Why edge computing matters to enterprise software

Profile picture for user Claus Jepsen By Claus Jepsen March 10, 2021 Audio version
Summary:
What's edge computing got to do with ERP? Claus Jepsen of Unit4 explores what edge means to enterprise software and how it can future-proof your organization

Edge computing concept of businessman sitting on edge of high roof using laptop © Andrey_Popov - Shutterstock
(© Andrey_Popov - Shutterstock)

Edge computing means processing data near where it's produced and consumed. It's another dimension to that age-old workload placement question, "Where's the best place to do this?" The trend this century has been to move computing into the data center or the cloud — now we have to consider the edge as well.

In many ways, edge computing is reminiscent of the client-server model of the 80's and 90's in that some tasks are performed closer to where the outcome is needed. But it differs in that it takes place on a generation of more powerful devices that didn't previously exist, like smart phones.

Interest in edge was originally driven by a desire to reduce latency and bandwidth. Today the main drivers are the internet of things and real-time apps that demand instantaneous data processing. 5G is accelerating this trend, with use cases in process control, optical inspection, autonomous vehicles, and augmented reality experiences.

What does edge mean for enterprise software?

Edge has a different meaning when it comes to enterprise software. Here it's not primarily about real-time processing — that's not a common requirement of enterprise resource planning (ERP), financial planning and analysis, or human capital management systems.

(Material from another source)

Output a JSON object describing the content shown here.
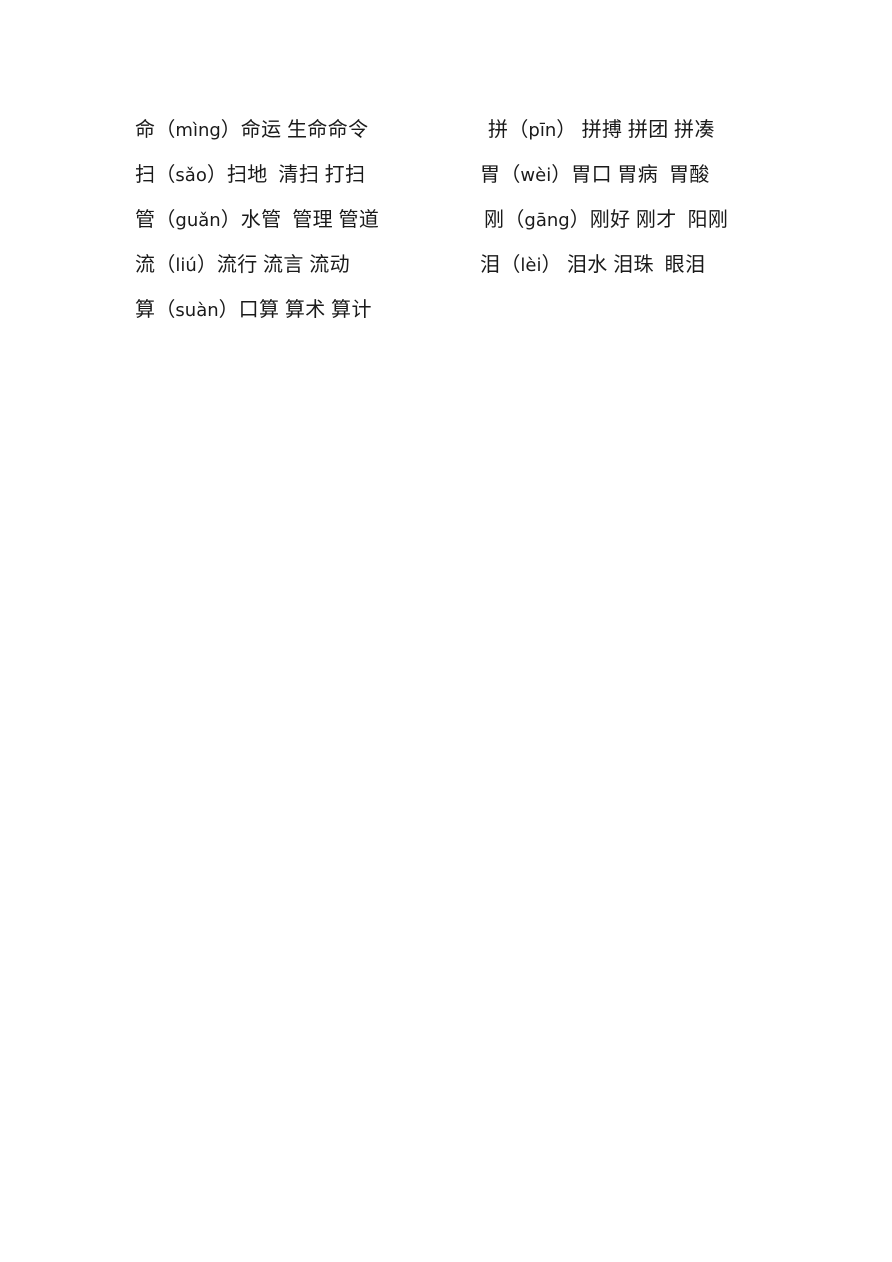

In the enterprise software world, edge is more about distributing pieces of a previously monolithic application out to the people who use it. Workers don't need access to the whole application suite and all corporate data. They only need part of the application and the data necessary to perform their specific function.

Only giving people what they need, where they need it, improves response times and makes for a better user experience. Putting a task-specific app with a limited data set on the user's own device, for example, will make it easier for them to get their work done.

Four types of edge in enterprise software

There are four ways we can interpret edge for enterprise software:

  1. Architectural edge — This is about what kind of system is being distributed; front-office systems can be placed at the edge while systems of record are held centrally.
  2. Geographical edge — A global company might have its systems of record in a data center in the HQ country, but place subsets of data in local countries to improve response times or comply with regulation.
  3. Infrastructure edge — In this sense, edge equals distributed cloud. Even edge apps will have to run in some sort of scalable environment.
  4. Application edge — Instead of a user having to access the whole system, you create task-specific apps in which a small part of the application is hived off and provided to the user along with the data they need to do their job.

What are the business benefits of doing this?

First and foremost, it improves the People Experience — making the app easier and faster to use, more mobile- and homeworker-friendly.

Next, it enables you to harness the potential of AI. Workloads like voice recognition need to work locally for fast response (even in ERP), but the algorithm can be trained in the cloud. A distributed application architecture makes compliance with data sovereignty regulations easier to manage too.

Overall, distributing elements of enterprise software out to the edge makes for easier, faster and more accurate work. And it's a lean, agile approach more readily adaptable to changing circumstances.

The capabilities you need to be able to do it

First of all, moving enterprise software towards the edge requires a passion to continually improve People Experience — the desire to make work easier by making software easier to use.

Your enterprise applications will need to have a microservices architecture, with processes that are event-driven and message-based so that transactions can be distributed.

Next, you need the ability to construct front-office systems as separate units within the microservices architecture, relating to central systems of record on a trust-but-verify basis.

Finally, you need a watertight means of ensuring transactional integrity and data fidelity across many locations to be sure that data at the edge and in the core are aligned. Although hyperscalers can guarantee data delivery, you need separate tools to make sure data is assembled in the right order.

Edge is very relevant to enterprise software — just in a slightly different way to how it's normally understood. In essence, it brings power closer to the user. So, when you're considering the future of your enterprise software, don't forget to ask your vendor about its edge strategy.